Fra le cose che ho messo da parte, c’è la recensione di Mariarosa Mancuso su il Foglio di qualche giorno fa, ripresa nel numero di sabato/domenica (ieri/oggi), in cui Mancuso ha un’intera pagina dedicata. Ho letto, non ho saputo trattenermi: le cose che scrive Mancuso sono sempre divisive; nessuno tende agguati e colpisce come lei. Qualche volta, anche di più. E’ eccessiva (ma non sono certo io che tirerò la pietra!). E allora rispondo come posso, impostando la mia pre-recensione “contro”: fu così con la bellissima trasposizione cinematografica del suo spettacolo teatrale Le sorelle Macaluso di Emma Dante. Lo stracciò ed io risposi a tono. La stessa cosa sono costretto a fare per Tre piani.

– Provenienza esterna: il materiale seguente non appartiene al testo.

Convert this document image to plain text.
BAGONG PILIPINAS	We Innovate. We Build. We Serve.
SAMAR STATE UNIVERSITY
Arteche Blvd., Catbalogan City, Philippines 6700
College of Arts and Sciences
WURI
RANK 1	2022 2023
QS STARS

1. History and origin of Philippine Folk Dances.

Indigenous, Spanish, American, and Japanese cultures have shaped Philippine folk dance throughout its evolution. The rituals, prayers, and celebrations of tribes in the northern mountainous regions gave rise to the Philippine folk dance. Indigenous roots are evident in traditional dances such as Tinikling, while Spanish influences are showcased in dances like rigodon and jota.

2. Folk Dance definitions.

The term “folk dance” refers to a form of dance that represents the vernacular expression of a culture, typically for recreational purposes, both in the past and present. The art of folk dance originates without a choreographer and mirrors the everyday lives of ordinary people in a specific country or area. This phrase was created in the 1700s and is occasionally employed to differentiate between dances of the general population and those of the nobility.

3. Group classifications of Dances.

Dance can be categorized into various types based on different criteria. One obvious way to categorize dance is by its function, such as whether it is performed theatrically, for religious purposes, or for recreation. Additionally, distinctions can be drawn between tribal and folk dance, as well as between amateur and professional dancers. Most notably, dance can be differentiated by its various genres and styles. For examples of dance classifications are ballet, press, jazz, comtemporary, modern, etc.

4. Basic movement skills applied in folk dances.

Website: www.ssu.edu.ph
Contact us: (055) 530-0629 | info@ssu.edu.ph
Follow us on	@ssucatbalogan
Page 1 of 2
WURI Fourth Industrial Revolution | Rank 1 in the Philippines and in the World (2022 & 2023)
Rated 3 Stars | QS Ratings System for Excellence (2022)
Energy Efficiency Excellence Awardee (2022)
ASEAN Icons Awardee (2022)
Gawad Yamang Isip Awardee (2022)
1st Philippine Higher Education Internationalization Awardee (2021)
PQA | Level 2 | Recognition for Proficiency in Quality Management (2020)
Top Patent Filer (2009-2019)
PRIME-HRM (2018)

Mancuso apre le danze con l’affermazione apodittica: «… il risultato è deludente». Poi dice, come se fosse normale, che il romanzo si svolgeva a Tel Aviv e il film invece a Roma, perdendo così «i dettagli interessanti», come se il film fosse o dovesse essere la trasposizione pedissequa in immagini in movimento del romanzo! Continua, lamentandosi che nella zona della palazzina, di sera passi solo una macchina e quella macchina fa un incidente: ipotesi di terzo tipo, inverificabile, secondo Mancuso, tipo l’astronave aliena che rimane agganciata ad un ippocastano e cade come corpo morto cade nel melmoso Tevere, sparendo fra i flutti. Omette Mancuso che la macchina guidata dal giovane ubriaco figlio di due persone perbene che fanno i magistrati, investe un’innocentissima signora provocandone la morte e distruggendo all’unisono la vita del marito. Omette, così… come se in quelle vite nulla fosse successo!

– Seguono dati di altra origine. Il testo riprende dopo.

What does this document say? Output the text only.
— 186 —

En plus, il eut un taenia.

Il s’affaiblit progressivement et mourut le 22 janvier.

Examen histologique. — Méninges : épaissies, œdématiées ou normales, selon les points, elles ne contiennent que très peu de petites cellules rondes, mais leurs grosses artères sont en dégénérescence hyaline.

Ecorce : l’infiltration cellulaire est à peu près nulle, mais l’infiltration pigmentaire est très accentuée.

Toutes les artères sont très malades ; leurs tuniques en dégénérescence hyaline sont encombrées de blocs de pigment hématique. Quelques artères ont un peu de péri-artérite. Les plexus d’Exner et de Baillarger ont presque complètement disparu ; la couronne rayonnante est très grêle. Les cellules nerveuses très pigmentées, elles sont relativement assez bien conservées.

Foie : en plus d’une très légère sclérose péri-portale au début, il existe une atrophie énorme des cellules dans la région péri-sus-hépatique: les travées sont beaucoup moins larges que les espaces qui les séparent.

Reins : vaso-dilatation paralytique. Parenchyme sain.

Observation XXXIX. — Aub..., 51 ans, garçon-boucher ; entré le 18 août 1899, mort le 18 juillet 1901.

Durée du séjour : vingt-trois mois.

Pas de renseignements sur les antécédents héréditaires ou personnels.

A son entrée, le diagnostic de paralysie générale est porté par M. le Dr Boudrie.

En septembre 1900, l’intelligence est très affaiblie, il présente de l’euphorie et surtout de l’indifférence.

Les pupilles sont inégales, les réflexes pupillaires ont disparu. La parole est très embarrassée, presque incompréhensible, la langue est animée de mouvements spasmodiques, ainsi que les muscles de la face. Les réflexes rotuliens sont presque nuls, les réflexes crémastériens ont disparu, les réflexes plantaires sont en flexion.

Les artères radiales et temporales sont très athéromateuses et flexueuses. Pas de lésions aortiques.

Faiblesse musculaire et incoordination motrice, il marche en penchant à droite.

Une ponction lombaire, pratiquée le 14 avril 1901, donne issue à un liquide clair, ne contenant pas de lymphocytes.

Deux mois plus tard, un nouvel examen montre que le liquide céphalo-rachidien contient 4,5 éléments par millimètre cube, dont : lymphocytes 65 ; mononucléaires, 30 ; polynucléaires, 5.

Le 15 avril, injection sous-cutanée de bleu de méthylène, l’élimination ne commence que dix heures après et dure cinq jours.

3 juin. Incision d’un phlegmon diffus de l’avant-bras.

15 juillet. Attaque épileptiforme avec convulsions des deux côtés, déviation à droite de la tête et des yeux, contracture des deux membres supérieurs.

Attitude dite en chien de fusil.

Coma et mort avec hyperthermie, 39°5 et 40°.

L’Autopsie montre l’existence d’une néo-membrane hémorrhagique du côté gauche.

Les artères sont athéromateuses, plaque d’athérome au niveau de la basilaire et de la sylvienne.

Nell’altro piano una donna ha appena dato alla luce una bambina ed il marito è lontano, ahiahi… la bestia umana lavora su una piattaforma petrolifera ed è costretto a lunghi periodi di assenza, ma Mancuso fa finta di nulla e spiaccica giudizi a destra e a manca. Accorcio: «La recitazione è poco convincente» ed invece è volutamente coesa con la storia; Nanni discetta e infine, dulcis in fundo Margherita Buy è vestita in modo sciatto e gli arredi sono dozzinali, comprati tanto a metro… che cattivo gusto questi piccoli borghesi morettiani!
Ultima frase: «Dialoghi generici e spenti, anche nell’isteria».

Appunto, gentilissima Mancuso, appunto!
Tornerò a scriverne… dimenticare Mancuso!